The orthoreoviruses are infectious agents that possess a genome comprised of 10 double-stranded RNA segments encased in two concentric protein capsids. Like virtually all RNA viruses, an RNA-dependent RNA polymerase (RdRp) enzyme is required for viral propagation. RdRp sequences have been determined for the prototype mammalian orthoreoviruses and for several other closely-related reoviruses, including aquareoviruses, but have not yet been reported for any avian orthoreoviruses.

RESULTS

We determined the L2 genome segment nucleotide sequences, which encode the RdRp proteins, of two different avian reoviruses, strains ARV138 and ARV176 in order to define conserved and variable regions within reovirus RdRp proteins and to better delineate structure/function of this important enzyme. The ARV138 L2 genome segment was 3829 base pairs long, whereas the ARV176 L2 segment was 3830 nucleotides long. Both segments were predicted to encode lambdaB RdRp proteins 1259 amino acids in length. Alignments of these newly-determined ARV genome segments, and their corresponding proteins, were performed with all currently available homologous mammalian reovirus (MRV) and aquareovirus (AqRV) genome segment and protein sequences. There was approximately 55% amino acid identity between ARV lambdaB and MRV lambda3 proteins, making the RdRp protein the most highly conserved of currently known orthoreovirus proteins, and there was approximately 28% identity between ARV lambdaB and homologous MRV and AqRV RdRp proteins.
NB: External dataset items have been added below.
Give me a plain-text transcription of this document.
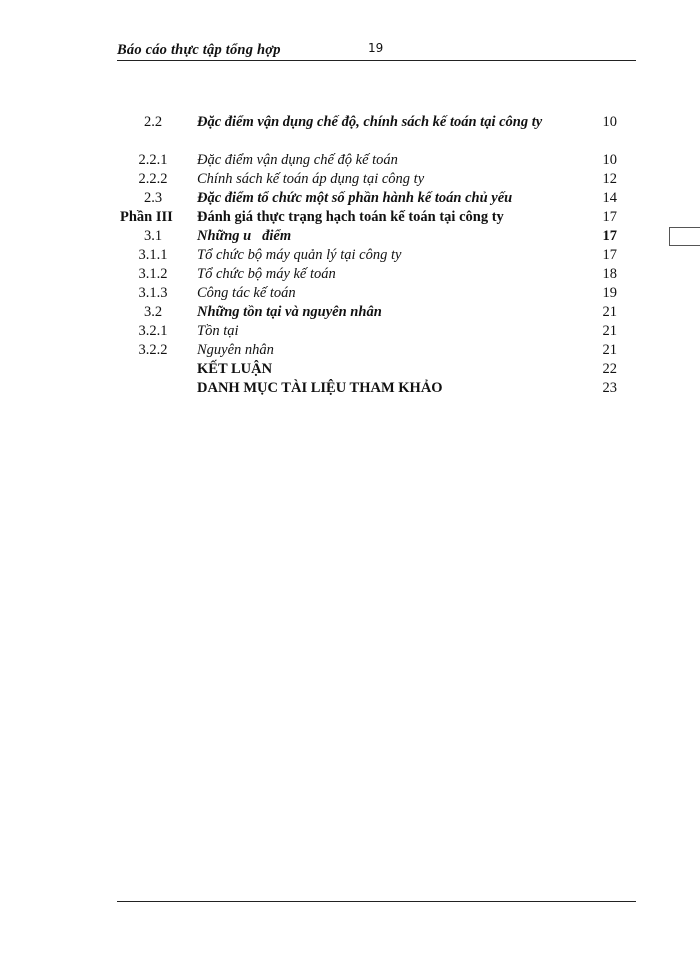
Báo cáo thực tập tổng hợp	19
2.2	Đặc điểm vận dụng chế độ, chính sách kế toán tại công ty	10
2.2.1	Đặc điểm vận dụng chế độ kế toán	10
2.2.2	Chính sách kế toán áp dụng tại công ty	12
2.3	Đặc điểm tổ chức một số phần hành kế toán chủ yếu	14
Phần III	Đánh giá thực trạng hạch toán kế toán tại công ty	17
3.1	Những u   điểm	17
3.1.1	Tổ chức bộ máy quản lý tại công ty	17
3.1.2	Tổ chức bộ máy kế toán	18
3.1.3	Công tác kế toán	19
3.2	Những tồn tại và nguyên nhân	21
3.2.1	Tồn tại	21
3.2.2	Nguyên nhân	21
KẾT LUẬN	22
DANH MỤC TÀI LIỆU THAM KHẢO	23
Predictive structure/function mapping of identical and conserved residues within the known MRV lambda3 atomic structure indicated most identical amino acids and conservative substitutions were located near and within predicted catalytic domains and lining RdRp channels, whereas non-identical amino acids were generally located on the molecule's surfaces.

CONCLUSION

The ARV lambdaB and MRV lambda3 proteins showed the highest ARV:MRV identity values (approximately 55%) amongst all currently known ARV and MRV proteins. This implies significant evolutionary constraints are placed on dsRNA RdRp molecules, particularly in regions comprising the canonical polymerase motifs and residues thought to interact directly with template and nascent mRNA. This may point the way to improved design of anti-viral agents specifically targeting this enzyme.